The News, usually sensitive to the notion that States' Rights advocates were an intractable lot, to the point of brutality and murder, in their determination to block progress, accepts too easily Mr. Clapper's premises. Perhaps, the rail disaster near Lumberton had caused the editors to temper remarks on the issue.

A fair counter-argument might have been constructed from the fact related by Mr. Clapper that 80 to 90 percent of firemen on trains in the Southeast had been black prior to World War I, but that the percentage had dropped to 50 percent by 1929. A comparison of rail accidents between the two periods, while subject to many variables obviously, at least might have posed a starting point for finding that blacks had been competent in their positions. The absence of any mention of an issue of competence suggests that the reduction in numbers germinated not from any such alleged cause, but rather, as Mr. Clapper indicates, simply from restrictive regulations. The current dearth of sufficient numbers of experienced railroad personnel and apparently consequent accidents might have provided the ground, if argued shrewdly with a few statistics, for accepting blacks in such positions.

Or, would the dyed-in-the-wool racists of the day been so immovable in their position that even the thought of standing still and being crushed to death by the Tamiami northbound because of some white person's incompetence would not have been sufficient to stop the runaway train in the South?

Drew Pearson devotes his entire column to the work of the Sea Bees, the Construction Battalion. He explains their work on every battlefront, from Rendova Island, where they had established a road through heavy mud by cutting down a forest of palms and laying the trees side by side to form what the press described as a "corrugated roadway", to Salerno in Italy, where they had to carve roads through the beaches to enable the landing of trucks and tanks, to the "Guadalcanal-Bougainville-Tokyo Railroad", the label which the Sea Bees provided the railroad they built in the Solomons, replete with a fitting if yet unrealized point of destination. To-morrow.

Samuel Grafton finds Alf Landon's touring of the country disruptive and disingenuous.
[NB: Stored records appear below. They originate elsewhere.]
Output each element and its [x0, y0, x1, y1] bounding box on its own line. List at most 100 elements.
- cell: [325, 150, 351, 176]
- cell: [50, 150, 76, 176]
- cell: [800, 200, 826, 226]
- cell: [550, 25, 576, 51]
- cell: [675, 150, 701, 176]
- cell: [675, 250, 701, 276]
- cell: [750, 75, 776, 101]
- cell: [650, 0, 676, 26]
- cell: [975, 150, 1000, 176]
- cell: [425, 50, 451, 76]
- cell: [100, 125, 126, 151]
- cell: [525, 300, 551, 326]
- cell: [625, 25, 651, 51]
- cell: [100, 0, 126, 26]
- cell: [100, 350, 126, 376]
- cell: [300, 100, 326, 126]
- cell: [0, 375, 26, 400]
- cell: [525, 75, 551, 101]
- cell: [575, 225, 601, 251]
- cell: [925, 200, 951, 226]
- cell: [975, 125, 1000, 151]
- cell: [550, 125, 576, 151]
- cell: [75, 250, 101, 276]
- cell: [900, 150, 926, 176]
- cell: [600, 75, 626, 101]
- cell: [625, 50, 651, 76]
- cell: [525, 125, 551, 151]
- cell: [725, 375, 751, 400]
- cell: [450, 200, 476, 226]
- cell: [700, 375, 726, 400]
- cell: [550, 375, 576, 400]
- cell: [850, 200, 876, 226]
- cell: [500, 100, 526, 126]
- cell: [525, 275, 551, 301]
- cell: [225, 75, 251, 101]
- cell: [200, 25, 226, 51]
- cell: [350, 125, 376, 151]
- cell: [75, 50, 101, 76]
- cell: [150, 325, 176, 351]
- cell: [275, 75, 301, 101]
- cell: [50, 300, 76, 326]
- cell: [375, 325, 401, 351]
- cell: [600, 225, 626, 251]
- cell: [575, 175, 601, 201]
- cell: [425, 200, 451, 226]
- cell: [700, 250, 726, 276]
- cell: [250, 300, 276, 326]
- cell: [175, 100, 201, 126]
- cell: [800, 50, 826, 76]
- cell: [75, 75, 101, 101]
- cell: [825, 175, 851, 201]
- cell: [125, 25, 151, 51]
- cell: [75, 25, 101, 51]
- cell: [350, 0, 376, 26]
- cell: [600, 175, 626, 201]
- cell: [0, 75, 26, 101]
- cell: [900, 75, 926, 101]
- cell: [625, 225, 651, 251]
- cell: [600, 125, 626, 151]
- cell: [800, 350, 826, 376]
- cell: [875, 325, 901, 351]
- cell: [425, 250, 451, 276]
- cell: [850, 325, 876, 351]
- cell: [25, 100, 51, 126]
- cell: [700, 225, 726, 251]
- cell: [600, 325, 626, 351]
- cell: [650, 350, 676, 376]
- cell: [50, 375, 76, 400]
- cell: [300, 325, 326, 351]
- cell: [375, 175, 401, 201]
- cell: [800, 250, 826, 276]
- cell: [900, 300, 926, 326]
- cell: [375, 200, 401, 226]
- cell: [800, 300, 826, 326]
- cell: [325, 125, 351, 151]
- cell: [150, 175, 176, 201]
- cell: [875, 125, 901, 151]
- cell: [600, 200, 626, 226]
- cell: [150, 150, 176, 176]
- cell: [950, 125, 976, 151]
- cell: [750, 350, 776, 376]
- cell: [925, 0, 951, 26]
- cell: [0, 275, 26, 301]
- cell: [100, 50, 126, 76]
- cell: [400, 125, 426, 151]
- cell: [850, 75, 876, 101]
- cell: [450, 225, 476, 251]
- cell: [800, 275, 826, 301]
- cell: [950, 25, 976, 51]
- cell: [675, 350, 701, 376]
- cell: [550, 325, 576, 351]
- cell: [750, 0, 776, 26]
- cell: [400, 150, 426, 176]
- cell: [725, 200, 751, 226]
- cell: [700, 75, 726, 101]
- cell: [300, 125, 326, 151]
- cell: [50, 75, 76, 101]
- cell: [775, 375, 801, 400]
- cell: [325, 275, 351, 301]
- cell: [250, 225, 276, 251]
On the one hand the 1936 Republican presidential nominee was seeking to create suspicion of the Moscow Declarations by calling them mysterious, while on the other he plumped for Thomas Dewey, a mysterian if there ever was one, contends Mr. Grafton. Mr. Dewey had said nothing of the three recent conferences. Then came former President Herbert Hoover into the fray to clarify the words of the former Kansas Governor, that what he had in fact meant was that he merely wanted more information on the Moscow agreements, not that he opposed them. Mr. Grafton believes the whole thing confusing and apt to cause confusion abroad the land, while appearing to be a stalking horse behind which lay the old face of isolationism at work in its prodding.

A perennial letter writer believes that the United States should first clean up its own filth, namely syphilis, before plowing six billion dollars into aiding Latin America.

You tell 'em, P.C.

Only problem was, as had been pointed out December 3 by Samuel Grafton, the six billion dollar figure resulted from Senator Butler’s mistake. The actual figure was 600 million.

--Sweet Loretta Fat, she thought she was a cleaner, but she was a frying pan.

And the students at Mineral Springs High School in Winston-Salem could relax at Christmas. The gymnasium and library of the school had burned down. The gym was being used for classes after the primary building had already burned down in February. But, more than that, all school records were destroyed. And, of course, they did not have computers in those days.

You boys and girls thus get an early break for Christmas. That's the good news. But, come January, you must start over in the first grade--at least until he or she among you confess to the arson.